We have presented the comparison of two novel sampling algorithms of the defective pathways in Parkinson disease. Both methods look for the most discriminatory genes using a combination of fold change (differential expression) and Fisher’s discriminatory analysis (homogeneity within classes), and sample the uncertainty space of a Nearest neighbor classifier. The use of different sampling methods to analyze the deregulated pathways in different diseases in order to establish the defective pathways by consensus is crucial. This hypothesis of biological pathways invariance has been recently outlined in 37 concerning the analysis of the molecular mechanisms involved in the metastasis in triple negative breast cancer, and implies that the defective pathways should be independent of the sampling methods that are used to perform this analysis. We believe that the pathways identified in this retrospective analysis have been previously outlined by other research studies. We believe that might be the target for therapeutics and deserve future clinical validation. The incremental knowledge needed to solve complex neurodegenerative diseases such as PD, needs of the investigation of robust bioinformatic methods, such as those presented in this paper, to link the disease to its possible causes. In that sense, the non-free lunch theorem 38 also applies to bioinformatics, that is, no algorithm is superior to others when applied to a wide range of problems. In the present case, this sentence means that we should avoid the use of black box methodologies without a clear understanding of the biological basis of the phenotype problem that needs to be solved. Therefore, the solution does not simply consist in comparing the accuracy of the different algorithms, but establishing multidisciplinary teams able to tackle different aspects of these complex problems. Our expectation is that by publishing this paper in an Open-Access journal will serve to boost the research of this important neurodegenerative disorder.

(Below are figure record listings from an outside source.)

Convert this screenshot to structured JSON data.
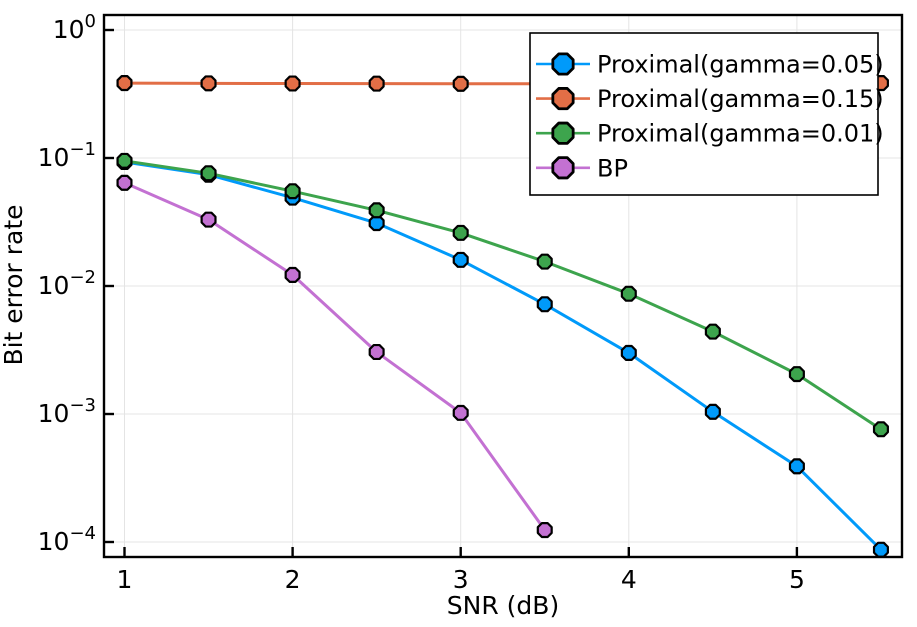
{
  "figure": {
    "background": "#FFFFFF",
    "frame_color": "#000000",
    "grid_color": "#E4E4E4"
  },
  "chart_data": {
    "type": "line",
    "title": "",
    "xlabel": "SNR (dB)",
    "ylabel": "Bit error rate",
    "x_ticks": [
      1,
      2,
      3,
      4,
      5
    ],
    "x_tick_labels": [
      "1",
      "2",
      "3",
      "4",
      "5"
    ],
    "xlim": [
      0.88,
      5.63
    ],
    "yscale": "log10",
    "y_tick_exponents": [
      0,
      -1,
      -2,
      -3,
      -4
    ],
    "y_tick_labels": [
      "10⁰",
      "10⁻¹",
      "10⁻²",
      "10⁻³",
      "10⁻⁴"
    ],
    "ylim": [
      7.6e-05,
      1.31
    ],
    "grid": true,
    "legend_position": "top-right",
    "marker": "octagon",
    "marker_stroke": "#000000",
    "series": [
      {
        "name": "Proximal(gamma=0.05)",
        "color": "#009AFA",
        "x": [
          1,
          1.5,
          2,
          2.5,
          3,
          3.5,
          4,
          4.5,
          5,
          5.5
        ],
        "values": [
          0.093,
          0.074,
          0.049,
          0.031,
          0.016,
          0.0072,
          0.003,
          0.00104,
          0.00039,
          8.7e-05
        ]
      },
      {
        "name": "Proximal(gamma=0.15)",
        "color": "#E26E46",
        "x": [
          1,
          1.5,
          2,
          2.5,
          3,
          3.5,
          4,
          4.5,
          5,
          5.5
        ],
        "values": [
          0.385,
          0.383,
          0.382,
          0.381,
          0.38,
          0.38,
          0.379,
          0.379,
          0.38,
          0.385
        ]
      },
      {
        "name": "Proximal(gamma=0.01)",
        "color": "#3DA44D",
        "x": [
          1,
          1.5,
          2,
          2.5,
          3,
          3.5,
          4,
          4.5,
          5,
          5.5
        ],
        "values": [
          0.095,
          0.076,
          0.055,
          0.039,
          0.026,
          0.0155,
          0.0087,
          0.0044,
          0.00205,
          0.00076
        ]
      },
      {
        "name": "BP",
        "color": "#C371D2",
        "x": [
          1,
          1.5,
          2,
          2.5,
          3,
          3.5
        ],
        "values": [
          0.064,
          0.033,
          0.0122,
          0.00305,
          0.00102,
          0.000124
        ]
      }
    ],
    "legend_entries": [
      "Proximal(gamma=0.05)",
      "Proximal(gamma=0.15)",
      "Proximal(gamma=0.01)",
      "BP"
    ]
  }
}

We would like to R. Kumaran, Mark R Cookson and R. Bandopadhyay from the NIH-Laboratory of Neurogenetics at Bethesda and the UCL Institute of Neurology in London for making this dataset at disposal that allowed us to perform this retrospective analysis. The authors of this paper did not receive any funding to perform this research. Professor Fernández-Martínez wants to dedicate this paper to his close friend Manuel Prieto, professor of Geology at the University of Oviedo.